Aux gouvernements nationaux, sur la législation du travail et les conditions de travail:

  • Garantir que le fait de ne pas résider dans leur pays d'emploi ne constitue pas une raison de ne pas appliquer totalement les principes de l'égalité de traitement (avec une référence particulière aux salaires et aux conditions de travail) et la lex laboris loci aux travailleurs frontaliers. Garantir l'application du principe "à travail égal, salaire égal sur le même lieu de travail".

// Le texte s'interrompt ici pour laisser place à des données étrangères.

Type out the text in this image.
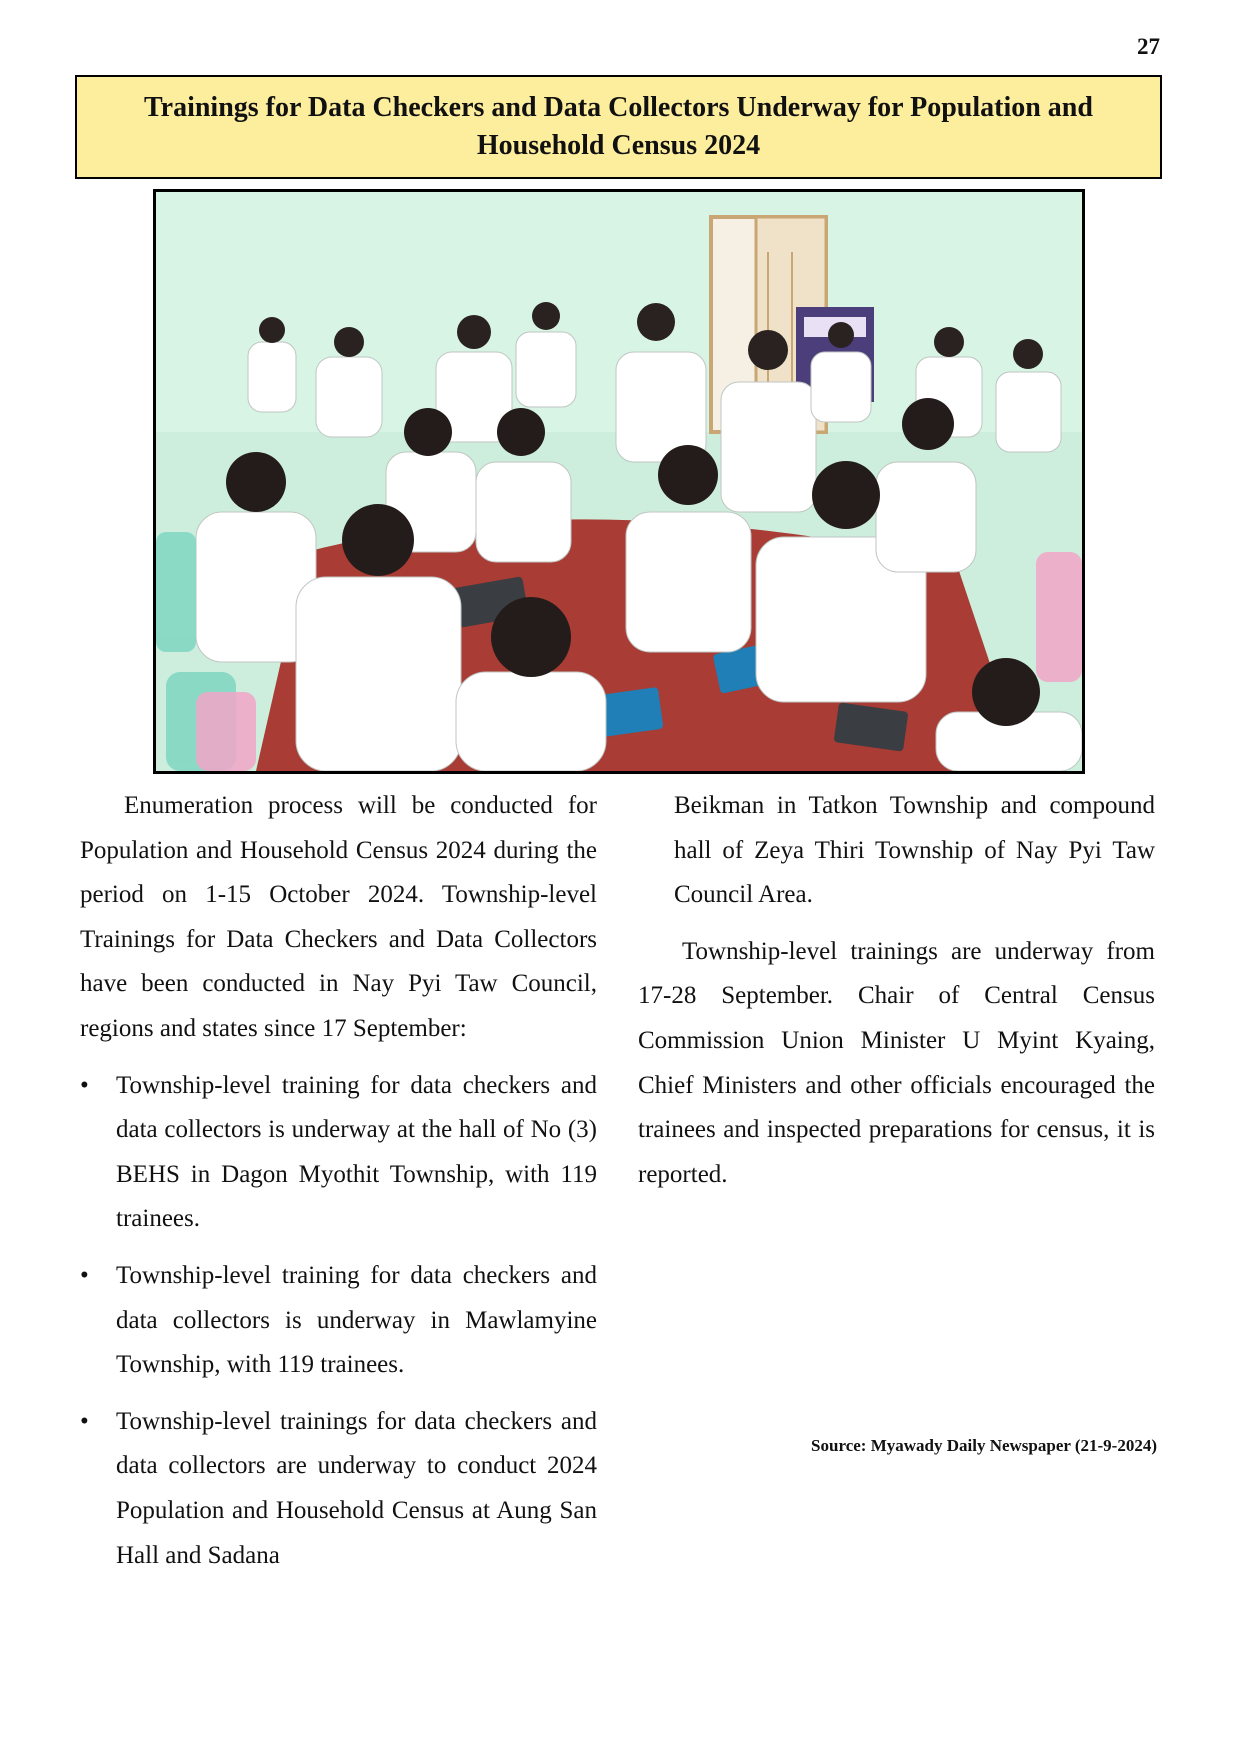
27
Trainings for Data Checkers and Data Collectors Underway for Population and Household Census 2024

Enumeration process will be conducted for Population and Household Census 2024 during the period on 1-15 October 2024. Township-level Trainings for Data Checkers and Data Collectors have been conducted in Nay Pyi Taw Council, regions and states since 17 September:

• Township-level training for data checkers and data collectors is underway at the hall of No (3) BEHS in Dagon Myothit Township, with 119 trainees.
• Township-level training for data checkers and data collectors is underway in Mawlamyine Township, with 119 trainees.
• Township-level trainings for data checkers and data collectors are underway to conduct 2024 Population and Household Census at Aung San Hall and Sadana

Beikman in Tatkon Township and compound hall of Zeya Thiri Township of Nay Pyi Taw Council Area.

Township-level trainings are underway from 17-28 September. Chair of Central Census Commission Union Minister U Myint Kyaing, Chief Ministers and other officials encouraged the trainees and inspected preparations for census, it is reported.

Source: Myawady Daily Newspaper (21-9-2024)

Aux gouvernements nationaux, sur les règlements concernant l'entrée et le séjour de ressortissants de pays tiers:

 

  1. Tout en tenant compte du fait que les ressortissants de pays tiers doivent avoir un permis de travail pour pouvoir travailler légalement dans les Etats Membres de l'UE, garantir que le fait de ne pas avoir de résidence sur le territoire du pays de l'emploi ne peut pas faire obstacle au fait que des ressortissants de pays tiers  effectuent un travail frontalier, et ne peut pas introduire des obstacles et un traitement inéquitable à leur égard[2].

[1] "Ressortissants de pays tiers" se réfère ici uniquement aux travailleurs frontaliers qui résident dans un pays tiers et travaillent dans un pays de l'UE.

[2] "Ressortissants de pays tiers" se réfère ici uniquement aux travailleurs frontaliers qui résident dans un pays tiers et travaillent dans un pays de l'UE.